The investor community witnessed one of the most unique and abstruse share price soarings in the stock market history in the last 3 days. Gamestop, an American retailer offering videogame, consumer electronics and various gaming instruments, saw its market capitalisation and share price increasing almost tenfold in a mater of days following unexpected retailer investor activities. The key question is how what catalysed such a dramatic change despite the company not offering any information to boost its share price?

The answer lies in the popular trading Reddit page Wallstreetbets, often targeting short sellers. The Gamestop’s bottom line is expected to record losses in 2021 as a result of gamers using digital software to purchase their videogames, rather than brick and mortar stores, triggered by the pandemic and global lockdowns. Therefore, it is not surprising that many investors have shorted the company’s stock. The core of the whole matter is that the amount of shorted Gamestop shared was relatively higher than the amount of actual Gamestop shares available at the market.

If you are not familiar with the term, there is an immense term to clarify what ‘shorting’ means to get a full picture of this story. In the simplest terms, the shorter borrows the security from its owner for a certain period amount of time and immediately sells it to another party. The short-seller is hoping that a stock price will go down so that he/she can go to the market to purchase the share for a lower price and give or pay it back to its first owner. In this case, the difference (delta in financial language) between the initially borrowed amount and eventually bought back amount is the profit made by the short-seller. Nevertheless, it is of the utmost importance to highlight that if the stock price goes up, the short-seller will note losses, as he must purchase the stock at a higher rate at the market and give it back to the previous owner.

As mentioned above, many investors and hedge funds had bet GameStop would lose substantial value, that is when large amounts of people on the Reddit forum decided to bought shares in the company.
The demand was so huge that it led GameStop share price to rise massively, ultimately forcing everyone who put a bet on the company’s dropping value to repurchase their shares. The market turmoil was also influenced by an Elon Musk’s tweet (of course), that further pushed GameStop’s share price.

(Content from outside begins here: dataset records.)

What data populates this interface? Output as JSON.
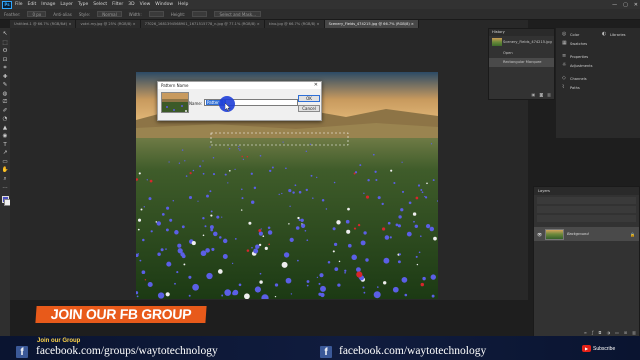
{
  "menubar": {
    "logo": "Ps",
    "items": [
      "File",
      "Edit",
      "Image",
      "Layer",
      "Type",
      "Select",
      "Filter",
      "3D",
      "View",
      "Window",
      "Help"
    ],
    "window_controls": [
      "—",
      "▢",
      "✕"
    ]
  },
  "options_bar": {
    "items": [
      "Feather:",
      "0 px",
      "Anti-alias",
      "Style:",
      "Normal",
      "Width:",
      "Height:",
      "Select and Mask..."
    ]
  },
  "tabs": [
    {
      "label": "Untitled-1 @ 66.7% (RGB/8#) ×",
      "active": false
    },
    {
      "label": "vokri-my.jpg @ 25% (RGB/8) ×",
      "active": false
    },
    {
      "label": "77026_1681394568901_1671515778_n.jpg @ 77.1% (RGB/8) ×",
      "active": false
    },
    {
      "label": "kino.jpg @ 66.7% (RGB/8) ×",
      "active": false
    },
    {
      "label": "Scenery_Fields_474215.jpg @ 66.7% (RGB/8) ×",
      "active": true
    }
  ],
  "dialog": {
    "title": "Pattern Name",
    "close": "✕",
    "name_label": "Name:",
    "name_value": "Pattern 1",
    "ok_label": "OK",
    "cancel_label": "Cancel"
  },
  "history": {
    "title": "History",
    "snapshot": "Scenery_Fields_474215.jpg",
    "items": [
      "Open",
      "Rectangular Marquee"
    ],
    "selected_index": 1
  },
  "side_panels": [
    {
      "icon": "◎",
      "label": "Color"
    },
    {
      "icon": "▦",
      "label": "Swatches"
    },
    {
      "icon": "◐",
      "label": "Libraries"
    },
    {
      "icon": "≡",
      "label": "Properties"
    },
    {
      "icon": "☼",
      "label": "Adjustments"
    },
    {
      "icon": "◇",
      "label": "Channels"
    },
    {
      "icon": "⌇",
      "label": "Paths"
    }
  ],
  "layers": {
    "title": "Layers",
    "layer_name": "Background",
    "visibility_icon": "👁",
    "lock_icon": "🔒"
  },
  "toolbar_tools": [
    "↖",
    "⬚",
    "ʘ",
    "⊡",
    "⌗",
    "✚",
    "✎",
    "◍",
    "⎚",
    "✐",
    "◔",
    "▲",
    "◉",
    "T",
    "↗",
    "▭",
    "✋",
    "⌕",
    "…"
  ],
  "overlay": {
    "banner": "JOIN OUR FB GROUP",
    "join_text": "Join our Group",
    "group_url": "facebook.com/groups/waytotechnology",
    "page_url": "facebook.com/waytotechnology",
    "fb_icon": "f",
    "subscribe": "Subscribe",
    "yt_icon": "▶"
  },
  "colors": {
    "foreground": "#4b4fc0",
    "background": "#f2f2f2",
    "banner": "#e85a1a",
    "selection_highlight": "#2f6fd6"
  }
}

What has been called “insane” and “never seen before” by gWall Street commentators and analyst, has led to the US Senate Banking Committee to plan to hold a hearing on the “current state of the stock market”. Wall Street has been in fact heavily criticised after the 2008-2009 financial crisis, so the reactions coming out of Wall Street have raised many eyebrows. On the one hand, Wall Street has been acting aggressively with “little repercussions” on its CEOs, on the other hand, it does not seem to care about “free market capitalism” when its very own affiliate firms and hedge funds are being attacked.

A rally of such manicures is leading to an increase in volatility. At the time of writing, shares in GameStop dived by as much as 55%, after a total rise of 700%. This has been caused by restrictions enacted by Wall Street giants against day-trading amateurs. Most brokerages firms, most notably Robinhood, are being accused of market manipulation since the restrictions imposed on GME and other companies caused a huge loss of money for many traders. The hedge funds who bet on GameStop share price to fall, have witnessed an unexpected massive reaction. The battle between WallStreet giants and amateurs is set to continue.